Phase 3: Count One Arithmetic Progression Per Divisor
For each divisor \(d\), the implementation computes \(m_d=\lfloor(n-1)/d\rfloor\), decides which residue class of \(t\) modulo 3 solves \(dt\equiv 2\pmod{3}\), and counts how many terms of that arithmetic progression lie in \([1,m_d]\). If \(d\) is a multiple of 3, the contribution is immediately zero. After all subsets have been processed, the accumulated inclusion-exclusion total is the answer. One implementation also checks smaller known reflection counts before printing the final result, which confirms that the arithmetic reduction matches the geometry.
Complexity Analysis
If \(n=(R+3)/2\), the factorization step uses trial division up to \(\sqrt{n}\), so its cost is \(O(\sqrt{n})\) in the straightforward implementation used here. After factorization, let \(r\) be the number of distinct prime factors of \(n\). Inclusion-exclusion then visits exactly \(2^r\) subsets.
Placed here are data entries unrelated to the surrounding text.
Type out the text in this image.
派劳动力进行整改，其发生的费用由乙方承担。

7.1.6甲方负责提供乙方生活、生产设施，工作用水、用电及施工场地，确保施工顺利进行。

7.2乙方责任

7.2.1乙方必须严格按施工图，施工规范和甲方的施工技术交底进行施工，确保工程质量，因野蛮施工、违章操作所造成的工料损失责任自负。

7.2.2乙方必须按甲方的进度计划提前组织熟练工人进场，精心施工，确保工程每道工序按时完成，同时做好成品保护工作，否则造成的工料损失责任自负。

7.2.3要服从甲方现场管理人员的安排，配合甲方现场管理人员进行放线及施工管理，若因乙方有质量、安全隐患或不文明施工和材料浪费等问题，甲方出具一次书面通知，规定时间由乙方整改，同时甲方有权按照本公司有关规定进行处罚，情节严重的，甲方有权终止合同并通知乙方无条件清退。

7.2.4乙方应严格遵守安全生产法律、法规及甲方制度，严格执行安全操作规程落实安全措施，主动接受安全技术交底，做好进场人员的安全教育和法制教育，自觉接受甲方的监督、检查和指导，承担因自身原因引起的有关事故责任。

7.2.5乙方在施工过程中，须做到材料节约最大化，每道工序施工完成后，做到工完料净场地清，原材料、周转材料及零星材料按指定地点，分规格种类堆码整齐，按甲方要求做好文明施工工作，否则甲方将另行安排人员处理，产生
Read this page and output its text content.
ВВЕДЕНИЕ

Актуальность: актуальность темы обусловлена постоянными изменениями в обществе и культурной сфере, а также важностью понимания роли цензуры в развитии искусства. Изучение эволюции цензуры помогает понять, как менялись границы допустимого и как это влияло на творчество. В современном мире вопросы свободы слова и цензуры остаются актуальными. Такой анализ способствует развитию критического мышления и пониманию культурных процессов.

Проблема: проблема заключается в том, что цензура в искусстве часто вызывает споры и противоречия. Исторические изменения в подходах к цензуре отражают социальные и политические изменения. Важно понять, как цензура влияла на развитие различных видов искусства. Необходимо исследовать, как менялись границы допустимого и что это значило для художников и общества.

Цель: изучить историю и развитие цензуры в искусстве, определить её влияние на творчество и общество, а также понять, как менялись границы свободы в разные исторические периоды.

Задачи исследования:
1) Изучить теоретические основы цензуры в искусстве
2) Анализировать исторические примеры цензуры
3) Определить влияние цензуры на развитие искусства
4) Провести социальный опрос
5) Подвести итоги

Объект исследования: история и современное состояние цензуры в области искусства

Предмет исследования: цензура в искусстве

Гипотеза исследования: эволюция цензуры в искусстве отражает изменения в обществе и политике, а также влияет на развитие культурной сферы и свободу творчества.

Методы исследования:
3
Each subset contributes only constant-time arithmetic: a few integer divisions, one congruence case split modulo 3, and one add or subtract. Thus the post-factorization cost is \(O(2^r)\), and the memory usage is \(O(r)\). For the actual input, this is tiny compared with any approach that tries to trace reflections directly.